I've been able to appreciate "Riders: Get Tomorrow" somewhat better by watching the drama more as an unfocused romance rather than a story about rickshaws. Unfortunately the final episode of "Riders: Get Tomorrow" complicates both interpretations of the plot. Let's start with the romance. All the lovelines are resolved fairly decisively. Unfortunately they are not resolved especially satisfactorily.

Gi-joon and So-dam have been an iffy couple mainly because Gi-joon's creepy behavior has made it unclear whether or not we're actually supposed to be rooting for them. His suggestion last episode seemed especially extreme, but at the time I didn't think this idea was being made completely seriously. Looking at all the lovelines in full perspective, though, it's pretty clear that writer Park Sang-hee thinks that long-term decisions based on short-term romances / romantic troubles are a wise idea.

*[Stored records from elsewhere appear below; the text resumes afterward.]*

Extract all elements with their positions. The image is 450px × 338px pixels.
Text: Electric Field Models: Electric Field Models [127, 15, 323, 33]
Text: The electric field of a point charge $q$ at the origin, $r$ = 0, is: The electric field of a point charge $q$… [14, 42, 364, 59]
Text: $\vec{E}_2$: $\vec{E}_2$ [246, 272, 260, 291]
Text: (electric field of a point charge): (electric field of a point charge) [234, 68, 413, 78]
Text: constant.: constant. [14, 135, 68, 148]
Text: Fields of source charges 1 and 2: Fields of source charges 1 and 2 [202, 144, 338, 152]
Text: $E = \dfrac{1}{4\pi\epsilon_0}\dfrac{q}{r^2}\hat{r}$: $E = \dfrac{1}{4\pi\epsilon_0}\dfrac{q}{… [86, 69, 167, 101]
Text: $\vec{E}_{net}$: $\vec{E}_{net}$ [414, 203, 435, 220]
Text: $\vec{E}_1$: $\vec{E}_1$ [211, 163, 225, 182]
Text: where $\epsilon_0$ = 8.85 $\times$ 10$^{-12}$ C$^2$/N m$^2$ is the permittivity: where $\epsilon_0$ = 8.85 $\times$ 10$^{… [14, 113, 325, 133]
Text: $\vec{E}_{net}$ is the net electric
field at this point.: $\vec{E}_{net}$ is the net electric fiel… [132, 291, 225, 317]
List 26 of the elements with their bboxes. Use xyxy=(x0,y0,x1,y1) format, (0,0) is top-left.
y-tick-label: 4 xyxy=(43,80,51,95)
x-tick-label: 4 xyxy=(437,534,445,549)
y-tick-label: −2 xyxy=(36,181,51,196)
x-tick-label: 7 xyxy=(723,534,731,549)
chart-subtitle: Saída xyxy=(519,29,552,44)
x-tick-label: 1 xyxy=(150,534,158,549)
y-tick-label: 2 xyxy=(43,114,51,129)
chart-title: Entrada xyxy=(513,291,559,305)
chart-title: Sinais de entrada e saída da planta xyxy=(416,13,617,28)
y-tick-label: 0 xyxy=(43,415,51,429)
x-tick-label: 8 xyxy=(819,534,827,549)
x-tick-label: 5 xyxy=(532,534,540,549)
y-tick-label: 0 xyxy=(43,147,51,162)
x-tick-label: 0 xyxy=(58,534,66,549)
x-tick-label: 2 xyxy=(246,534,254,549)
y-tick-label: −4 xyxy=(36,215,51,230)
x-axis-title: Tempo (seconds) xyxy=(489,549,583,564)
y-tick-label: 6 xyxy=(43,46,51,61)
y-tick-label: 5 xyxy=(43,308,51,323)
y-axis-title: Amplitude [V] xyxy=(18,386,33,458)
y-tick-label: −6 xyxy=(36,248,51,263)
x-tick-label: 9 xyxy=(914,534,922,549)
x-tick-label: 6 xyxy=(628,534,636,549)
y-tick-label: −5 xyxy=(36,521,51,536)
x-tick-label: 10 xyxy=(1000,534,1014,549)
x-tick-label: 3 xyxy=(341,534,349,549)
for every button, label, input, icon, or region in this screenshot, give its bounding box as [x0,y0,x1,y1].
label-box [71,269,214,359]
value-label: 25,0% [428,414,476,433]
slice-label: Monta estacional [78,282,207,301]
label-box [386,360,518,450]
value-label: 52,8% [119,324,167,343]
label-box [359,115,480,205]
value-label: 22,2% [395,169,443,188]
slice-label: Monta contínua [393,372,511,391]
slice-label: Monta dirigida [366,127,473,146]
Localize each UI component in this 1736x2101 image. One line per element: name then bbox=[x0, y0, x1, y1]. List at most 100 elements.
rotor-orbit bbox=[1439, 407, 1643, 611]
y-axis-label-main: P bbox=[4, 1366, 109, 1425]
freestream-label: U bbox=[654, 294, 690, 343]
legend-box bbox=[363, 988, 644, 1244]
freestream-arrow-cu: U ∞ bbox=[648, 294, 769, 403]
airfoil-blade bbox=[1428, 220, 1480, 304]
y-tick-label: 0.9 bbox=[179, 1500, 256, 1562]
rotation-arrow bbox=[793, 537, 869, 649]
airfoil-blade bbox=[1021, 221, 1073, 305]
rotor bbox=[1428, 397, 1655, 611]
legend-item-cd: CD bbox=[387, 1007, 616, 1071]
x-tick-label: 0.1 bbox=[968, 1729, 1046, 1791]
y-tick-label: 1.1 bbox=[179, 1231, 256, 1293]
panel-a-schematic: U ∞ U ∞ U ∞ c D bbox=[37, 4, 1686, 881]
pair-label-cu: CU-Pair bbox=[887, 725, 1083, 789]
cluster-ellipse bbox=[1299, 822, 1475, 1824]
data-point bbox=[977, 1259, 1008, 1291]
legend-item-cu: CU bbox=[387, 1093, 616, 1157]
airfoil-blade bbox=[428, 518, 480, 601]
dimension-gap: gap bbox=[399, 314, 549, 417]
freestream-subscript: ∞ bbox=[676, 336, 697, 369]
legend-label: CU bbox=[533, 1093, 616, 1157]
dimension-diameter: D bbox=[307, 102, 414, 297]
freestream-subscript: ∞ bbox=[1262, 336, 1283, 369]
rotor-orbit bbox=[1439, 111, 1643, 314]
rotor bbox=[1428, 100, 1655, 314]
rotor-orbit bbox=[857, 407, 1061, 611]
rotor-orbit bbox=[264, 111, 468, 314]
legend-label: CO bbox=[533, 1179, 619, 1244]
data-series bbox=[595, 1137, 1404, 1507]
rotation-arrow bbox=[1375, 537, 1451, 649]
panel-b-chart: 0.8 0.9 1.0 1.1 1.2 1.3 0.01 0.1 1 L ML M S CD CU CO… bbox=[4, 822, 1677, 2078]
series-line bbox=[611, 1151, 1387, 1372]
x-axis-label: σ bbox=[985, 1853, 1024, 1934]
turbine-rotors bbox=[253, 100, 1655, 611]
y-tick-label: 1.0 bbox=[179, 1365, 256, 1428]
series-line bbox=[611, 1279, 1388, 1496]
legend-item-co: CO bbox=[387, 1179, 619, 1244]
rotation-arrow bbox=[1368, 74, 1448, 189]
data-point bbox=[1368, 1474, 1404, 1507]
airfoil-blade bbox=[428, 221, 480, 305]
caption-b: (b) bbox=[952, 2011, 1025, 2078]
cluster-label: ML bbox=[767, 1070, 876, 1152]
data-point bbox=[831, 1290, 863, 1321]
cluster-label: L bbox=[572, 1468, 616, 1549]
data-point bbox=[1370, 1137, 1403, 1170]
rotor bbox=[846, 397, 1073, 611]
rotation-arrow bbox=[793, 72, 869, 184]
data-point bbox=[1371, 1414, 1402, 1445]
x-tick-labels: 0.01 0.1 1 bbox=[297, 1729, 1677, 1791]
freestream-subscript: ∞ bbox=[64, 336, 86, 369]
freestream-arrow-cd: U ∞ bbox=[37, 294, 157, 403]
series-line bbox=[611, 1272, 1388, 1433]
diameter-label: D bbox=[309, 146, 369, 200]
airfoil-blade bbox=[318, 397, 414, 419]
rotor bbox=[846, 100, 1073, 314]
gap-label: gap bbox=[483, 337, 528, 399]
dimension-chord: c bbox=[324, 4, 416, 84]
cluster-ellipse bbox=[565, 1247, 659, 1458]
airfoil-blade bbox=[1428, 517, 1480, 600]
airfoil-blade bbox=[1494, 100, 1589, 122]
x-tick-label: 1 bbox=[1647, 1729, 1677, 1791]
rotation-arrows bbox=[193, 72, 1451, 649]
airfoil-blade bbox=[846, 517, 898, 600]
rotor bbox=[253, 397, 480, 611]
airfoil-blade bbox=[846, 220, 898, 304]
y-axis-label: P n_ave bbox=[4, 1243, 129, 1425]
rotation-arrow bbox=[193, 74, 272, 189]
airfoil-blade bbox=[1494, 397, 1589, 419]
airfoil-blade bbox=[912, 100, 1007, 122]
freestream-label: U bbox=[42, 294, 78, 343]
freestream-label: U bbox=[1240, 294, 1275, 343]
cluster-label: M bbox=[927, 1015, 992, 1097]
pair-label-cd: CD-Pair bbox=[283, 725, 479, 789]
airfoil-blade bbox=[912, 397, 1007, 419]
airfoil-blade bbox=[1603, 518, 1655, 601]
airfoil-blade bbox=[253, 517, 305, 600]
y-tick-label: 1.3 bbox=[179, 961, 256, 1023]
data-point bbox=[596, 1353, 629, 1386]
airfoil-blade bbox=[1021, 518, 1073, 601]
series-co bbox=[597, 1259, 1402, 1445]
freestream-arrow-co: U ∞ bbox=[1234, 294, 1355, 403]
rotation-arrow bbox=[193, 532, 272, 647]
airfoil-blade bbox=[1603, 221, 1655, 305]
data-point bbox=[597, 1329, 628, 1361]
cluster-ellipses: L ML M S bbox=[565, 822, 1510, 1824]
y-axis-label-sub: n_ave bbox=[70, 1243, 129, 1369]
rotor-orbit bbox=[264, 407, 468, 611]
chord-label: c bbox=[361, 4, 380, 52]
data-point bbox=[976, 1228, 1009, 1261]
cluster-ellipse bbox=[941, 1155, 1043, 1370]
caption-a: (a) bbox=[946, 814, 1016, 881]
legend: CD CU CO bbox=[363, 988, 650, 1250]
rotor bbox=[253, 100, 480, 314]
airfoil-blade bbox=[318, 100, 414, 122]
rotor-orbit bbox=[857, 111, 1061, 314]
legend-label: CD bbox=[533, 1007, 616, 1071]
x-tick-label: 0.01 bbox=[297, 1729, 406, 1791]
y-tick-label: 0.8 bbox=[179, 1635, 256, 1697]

This is troubling messaging on its own, but it ends up coming off just a tad absurd when placed in the context of the rickshaw business, which is apparently operating under the same principles. The final closing action of the rickshaw company struck me as frankly dubious, and not even terribly workable. I think being able to communicate with potential clients is a pretty important factor to be taken into account when your business model is just a touristy version of a taxi service.

There's also this weird pattern, in both the romantic and business plotlines, of characters trying to resolve failure by doubling down on a completely different and equally unknown risk, leaving themselves at the mercy of people they barely even know. That's an especially harsh tact to take considering how Gi-joon's dad is treated like a villain here for the crime of trying to work out compromises rather than just unconditionally giving Gi-joon's rickshaw company whatever it needs to succeed.

That's not how business models work. Nor, for that matter, is it how relationships work. Compromise is pretty essential to functioning in the real world. From the first episode, "Riders: Get Tomorrow" gave this impression of how its characters are dealing with crummy personal situations in a dubious job market. Yet almost everything after that has been in constant avoidance of any sense of reality, to the point of explicitly unheealthy fantasy. The result is a somewhat perverse final episode that feels terribly gloomy while claiming to go out on a high note. As far as I'm concerned, though, "Riders: Get Tomorrow" was just a disappointment.